Feeling happy? Upbeat? Not a care in the world? By the end of Little Fish you won’t. Rather you’ll be digesting the lesson that’s just been dealt out. Life is shit. Get used to it.
Named after the fish-shaped vials of liquid heroin flitting around the drug scene, Rowan Woods’ bleached-out Aussie tale of recovering heroin addicts, rejected bank loans and prosthetic legs even outbleaks professional miserablist Ken Loach, using despair as a carrier bag in which to immerse the audience. Which isn’t to say it’s not realistic. No blemish is left soft-focused: the usually stunning Cate Blanchett becomes feral-like; Hugo Weaving’s bone-bristled junkie is more beard than man; Sam Neill’s Terry Wogan-esque dealer’s rug-u-like barnet doesn’t so much require Head & Shoulders as Shake n’ Vac. And their lives are equally stark.

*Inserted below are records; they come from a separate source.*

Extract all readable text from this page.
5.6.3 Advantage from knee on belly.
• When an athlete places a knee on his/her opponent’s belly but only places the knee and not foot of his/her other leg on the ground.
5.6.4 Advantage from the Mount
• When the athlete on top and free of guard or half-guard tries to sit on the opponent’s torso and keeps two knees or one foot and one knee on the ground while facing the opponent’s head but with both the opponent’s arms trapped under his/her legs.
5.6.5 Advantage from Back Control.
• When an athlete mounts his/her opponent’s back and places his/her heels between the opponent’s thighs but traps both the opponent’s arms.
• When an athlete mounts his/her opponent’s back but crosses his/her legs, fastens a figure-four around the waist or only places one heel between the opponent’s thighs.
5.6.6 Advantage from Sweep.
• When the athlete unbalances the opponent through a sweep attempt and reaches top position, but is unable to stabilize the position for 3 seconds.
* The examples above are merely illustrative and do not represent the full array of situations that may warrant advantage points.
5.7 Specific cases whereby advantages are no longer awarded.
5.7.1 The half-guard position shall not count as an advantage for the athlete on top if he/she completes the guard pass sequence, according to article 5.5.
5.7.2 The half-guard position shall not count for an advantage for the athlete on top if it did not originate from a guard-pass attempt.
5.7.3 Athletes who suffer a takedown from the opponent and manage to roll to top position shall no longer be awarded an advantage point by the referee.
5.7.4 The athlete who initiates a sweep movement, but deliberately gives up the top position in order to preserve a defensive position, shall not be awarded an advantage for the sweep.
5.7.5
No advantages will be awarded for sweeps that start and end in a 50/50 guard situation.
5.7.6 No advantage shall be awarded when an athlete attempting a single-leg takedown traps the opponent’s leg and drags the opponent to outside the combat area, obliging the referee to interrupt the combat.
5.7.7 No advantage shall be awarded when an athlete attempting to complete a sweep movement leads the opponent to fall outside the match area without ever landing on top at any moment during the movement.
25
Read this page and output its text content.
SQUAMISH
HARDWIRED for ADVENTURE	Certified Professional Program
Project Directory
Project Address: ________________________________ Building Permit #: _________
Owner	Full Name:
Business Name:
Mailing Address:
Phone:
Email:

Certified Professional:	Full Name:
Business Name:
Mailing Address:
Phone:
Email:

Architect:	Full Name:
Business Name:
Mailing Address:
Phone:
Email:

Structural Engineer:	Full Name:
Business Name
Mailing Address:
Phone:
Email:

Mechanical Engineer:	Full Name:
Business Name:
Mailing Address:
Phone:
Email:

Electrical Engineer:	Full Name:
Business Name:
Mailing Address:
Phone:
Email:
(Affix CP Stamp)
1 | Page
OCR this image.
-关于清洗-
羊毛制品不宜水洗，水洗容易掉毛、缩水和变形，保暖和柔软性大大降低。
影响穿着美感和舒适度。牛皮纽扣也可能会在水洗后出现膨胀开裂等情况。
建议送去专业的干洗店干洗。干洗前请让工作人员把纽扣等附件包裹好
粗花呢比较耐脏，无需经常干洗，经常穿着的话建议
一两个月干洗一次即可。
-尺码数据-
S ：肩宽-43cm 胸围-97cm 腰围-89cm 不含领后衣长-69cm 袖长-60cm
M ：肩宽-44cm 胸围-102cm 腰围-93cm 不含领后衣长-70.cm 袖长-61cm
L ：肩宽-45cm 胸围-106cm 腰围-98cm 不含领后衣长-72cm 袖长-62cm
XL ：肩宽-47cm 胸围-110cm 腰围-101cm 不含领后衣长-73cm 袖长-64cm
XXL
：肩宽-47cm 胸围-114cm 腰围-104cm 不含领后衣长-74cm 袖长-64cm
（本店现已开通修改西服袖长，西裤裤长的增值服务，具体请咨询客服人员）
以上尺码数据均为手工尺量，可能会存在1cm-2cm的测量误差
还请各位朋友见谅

Not so much following a flowing narrative as the inevitable downward swirl after a pulled plug, they are each caught in their own ever-descending circles, anchored by their past. Tracy becomes entangled in lies after her only course of escape (getting a bank loan for part ownership of the shop she works in) is rejected due to her criminal past; her brother (Martin Henderson) sees dealing as the only way to make a living after losing his leg; ex-football hero Lionel sells his old signed shirts to fund his drug habit (“I’m just a priceless past”). And Tracy’s ex-boyfriend, Jonny... well, no one here gets away clean.
In Little Fish, even the big fish are small and Tracy’s only option of escape, when it comes, is not truly an escape at all. Winner of five Aussie Oscars, this is a prestige picture no doubt, a superb ensemble headed by Blanchett’s mesmeric turn as a strained spirit in search of a fresh start and Weaving’s soul-gnawing portrayal of bottomed-out success. The unseemly sprawl of shattered hope and relentless chewing-the-curb despair only drags itself out of its rampant melancholia during its thriller finale, which can’t save the prior gutter-trawl grimness from feeling worn. But still potent enough to have you hooked.
Powerful and bleak, this study of Aussie heroin addicts never pulls its punches - even if you sometimes wish it would at least sound the bell.